The ‘usual care’ group will have a post-operative follow-up adhering to the clinic’s usual practice. Typically, regular consultations will be planned within 1 week after surgery (i.e. short-term evaluation) and at approximately 4-6 weeks after surgery (i.e. long-term evaluation). The latter will include a full ophthalmic examination and refraction assessment, to assess post-operative visual outcomes and residual refractive errors. In some of the participating centres, the short-term follow-up evaluation will be a telephone consultation instead of an in-hospital consultation, or no consultation at all, depending on the standard guidelines of this clinic.

For both study groups, all adverse events and additional consultations - at other moments than the specified time points in the study flow chart - will be registered. Prior to (i.e. at baseline) and 3 months after surgery, participants of both groups will be requested to fill out questionnaires about quality of life (EQ-5D-5L [24]) and visual function (Catquest-9SF [22], NEI-VFQ-25 [23]).

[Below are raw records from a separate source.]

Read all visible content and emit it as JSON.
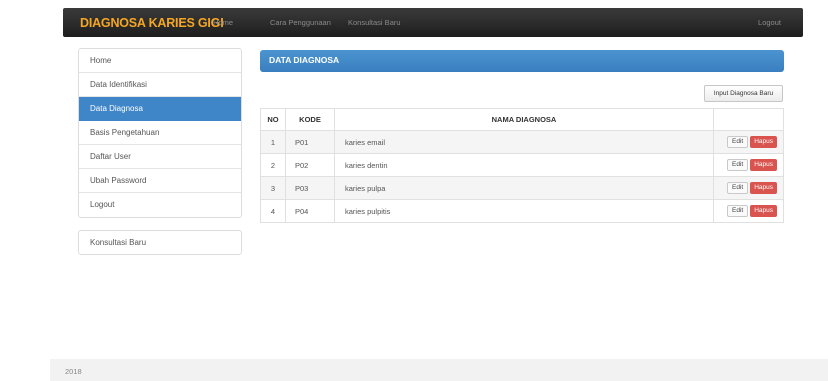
{
  "navbar": {
    "brand": "DIAGNOSA KARIES GIGI",
    "links": [
      "Home",
      "Cara Penggunaan",
      "Konsultasi Baru"
    ],
    "logout": "Logout"
  },
  "sidebar": {
    "items": [
      {
        "label": "Home"
      },
      {
        "label": "Data Identifikasi"
      },
      {
        "label": "Data Diagnosa",
        "active": true
      },
      {
        "label": "Basis Pengetahuan"
      },
      {
        "label": "Daftar User"
      },
      {
        "label": "Ubah Password"
      },
      {
        "label": "Logout"
      }
    ],
    "secondary": "Konsultasi Baru"
  },
  "main": {
    "title": "DATA DIAGNOSA",
    "new_button": "Input Diagnosa Baru",
    "table": {
      "headers": [
        "NO",
        "KODE",
        "NAMA DIAGNOSA",
        ""
      ],
      "rows": [
        {
          "no": "1",
          "kode": "P01",
          "nama": "karies email"
        },
        {
          "no": "2",
          "kode": "P02",
          "nama": "karies dentin"
        },
        {
          "no": "3",
          "kode": "P03",
          "nama": "karies pulpa"
        },
        {
          "no": "4",
          "kode": "P04",
          "nama": "karies pulpitis"
        }
      ],
      "edit_label": "Edit",
      "delete_label": "Hapus"
    }
  },
  "footer": {
    "text": "2018"
  },
  "colors": {
    "brand": "#f5a623",
    "accent": "#3f86c8",
    "danger": "#d9534f",
    "navbar": "#2a2a2a"
  }
}
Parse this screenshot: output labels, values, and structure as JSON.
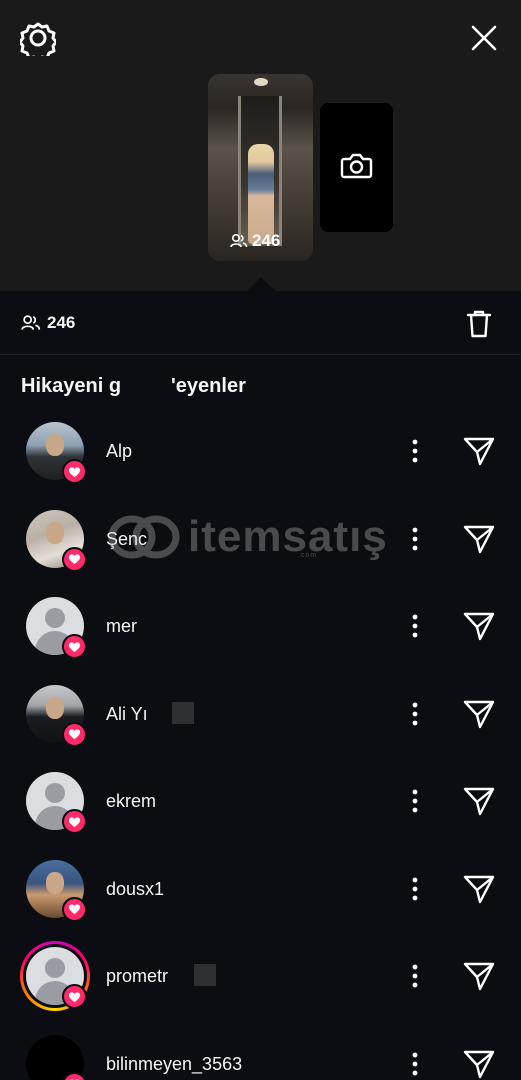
{
  "header": {
    "settings_icon": "gear-icon",
    "close_icon": "close-icon"
  },
  "story": {
    "views_count": "246",
    "views_icon": "people-icon",
    "camera_icon": "camera-icon"
  },
  "sheet": {
    "views_count": "246",
    "views_icon": "people-icon",
    "delete_icon": "trash-icon",
    "section_title": "Hikayeni g         'eyenler"
  },
  "viewers": [
    {
      "name": "Alp",
      "avatar": "photo1",
      "ring": false,
      "redact": false
    },
    {
      "name": "Şenc",
      "avatar": "photo2",
      "ring": false,
      "redact": false
    },
    {
      "name": "mer",
      "avatar": "generic",
      "ring": false,
      "redact": false
    },
    {
      "name": "Ali Yı",
      "avatar": "photo3",
      "ring": false,
      "redact": true
    },
    {
      "name": "ekrem",
      "avatar": "generic",
      "ring": false,
      "redact": false
    },
    {
      "name": "dousx1",
      "avatar": "photo4",
      "ring": false,
      "redact": false
    },
    {
      "name": "prometr",
      "avatar": "generic",
      "ring": true,
      "redact": true
    },
    {
      "name": "bilinmeyen_3563",
      "avatar": "black",
      "ring": false,
      "redact": false
    }
  ],
  "watermark": {
    "text": "itemsatış",
    "sub": ".com"
  },
  "colors": {
    "background": "#0b0d12",
    "top_area": "#1a1a1a",
    "heart_badge": "#ff2a6a"
  }
}
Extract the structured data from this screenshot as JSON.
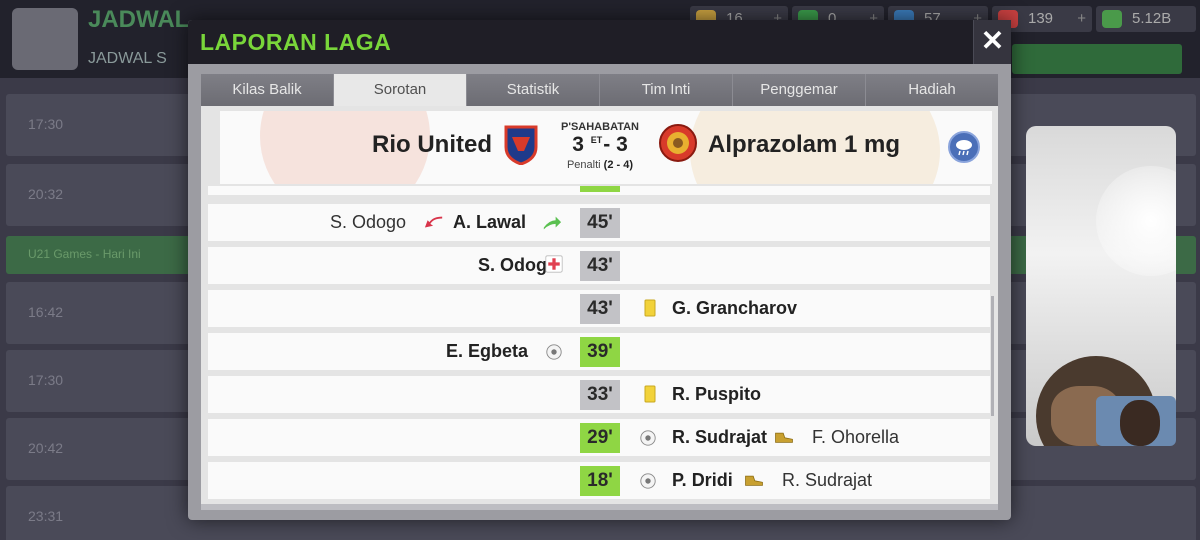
{
  "background": {
    "screen_title": "JADWAL",
    "screen_subtitle": "JADWAL S",
    "resources": [
      {
        "value": "16",
        "color": "#c8a040"
      },
      {
        "value": "0",
        "color": "#3a9a4a"
      },
      {
        "value": "57",
        "color": "#3a7ab8"
      },
      {
        "value": "139",
        "color": "#c84040"
      },
      {
        "value": "5.12B",
        "color": "#4a9a4a"
      }
    ],
    "plus_label": "+",
    "rows": [
      "17:30",
      "20:32",
      "U21 Games - Hari Ini",
      "16:42",
      "17:30",
      "20:42",
      "23:31"
    ]
  },
  "modal": {
    "title": "LAPORAN LAGA",
    "close_label": "✕",
    "tabs": [
      "Kilas Balik",
      "Sorotan",
      "Statistik",
      "Tim Inti",
      "Penggemar",
      "Hadiah"
    ],
    "active_tab": "Sorotan"
  },
  "match": {
    "competition": "P'SAHABATAN",
    "home_team": "Rio United",
    "away_team": "Alprazolam 1 mg",
    "home_score": "3",
    "away_score": "3",
    "et_label": "ET",
    "score_sep": "-",
    "penalty_label": "Penalti",
    "penalty_score": "(2 - 4)",
    "home_color": "#1f3a8a",
    "away_color": "#d83a2a",
    "weather_icon": "rain-icon"
  },
  "events": [
    {
      "minute": "45'",
      "type": "substitution",
      "side": "home",
      "player": "A. Lawal",
      "secondary": "S. Odogo",
      "goal": false
    },
    {
      "minute": "43'",
      "type": "injury",
      "side": "home",
      "player": "S. Odogo",
      "secondary": "",
      "goal": false
    },
    {
      "minute": "43'",
      "type": "yellow-card",
      "side": "away",
      "player": "G. Grancharov",
      "secondary": "",
      "goal": false
    },
    {
      "minute": "39'",
      "type": "goal",
      "side": "home",
      "player": "E. Egbeta",
      "secondary": "",
      "goal": true
    },
    {
      "minute": "33'",
      "type": "yellow-card",
      "side": "away",
      "player": "R. Puspito",
      "secondary": "",
      "goal": false
    },
    {
      "minute": "29'",
      "type": "goal",
      "side": "away",
      "player": "R. Sudrajat",
      "secondary": "F. Ohorella",
      "goal": true
    },
    {
      "minute": "18'",
      "type": "goal",
      "side": "away",
      "player": "P. Dridi",
      "secondary": "R. Sudrajat",
      "goal": true
    }
  ],
  "colors": {
    "accent_green": "#79d63a",
    "goal_minute": "#8fd644",
    "yellow_card": "#f2d23a"
  }
}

Three months after surgery, all participants will be requested to fill out a short custom questionnaire about expenditures related to hospital visits (such as costs for transportation and parking).

Statistical analysis

Data will be collected and analyzed preoperative (i.e. at baseline) and at three postoperative time points. All quantitative variables will be summarized. The data will be tested for distribution, and if not normally distributed the corresponding non-parametric test will be used. For all analyses, a P < .05 is considered statistically significant.

Comparisons between the web-based eye exam and the conventional clinical assessments will be analysed according to the Bland-Altman methodology [32]. We will compare assessments of distance visual acuity, near visual acuity and refractive error. Furthermore, we will analyse independent associations between clinical characteristics and agreement between the web-based exam and the conventional reference tests. Safety of the remote follow-up will be evaluated by comparing the occurrence of adverse events in both study groups. The cost-effectiveness will be assessed by QALYs, total costs, and the probability of adverse events and additional clinical examinations.

Discussion

This is the first study to investigate remote follow-up after cataract surgery including refractive assessments. We believe that remote follow-up fits in the current trends of digitization of health care, and that it can be a promising avenue to tackle the increasing demands of cataract care. The studied population, i.e. cataract patients, is particularly interesting due to the high volume of procedures and low risks. We are aiming to provide a clear overview on validity, safety, cost aspects, and patients’ perspectives regarding remote follow-up after cataract surgery. After completion of the present study, the web-based eye exam test flow will be improved and an iteration in algorithm development will take place, focusing on additional training, recalibrating, and a machine learning approach to better control user-behavior and -environment. We anticipate to amend the current trial with a telemonitoring-only approach to further explore the performance and deliver fine granular data on the (cost-)effectiveness of the updated web-based tool.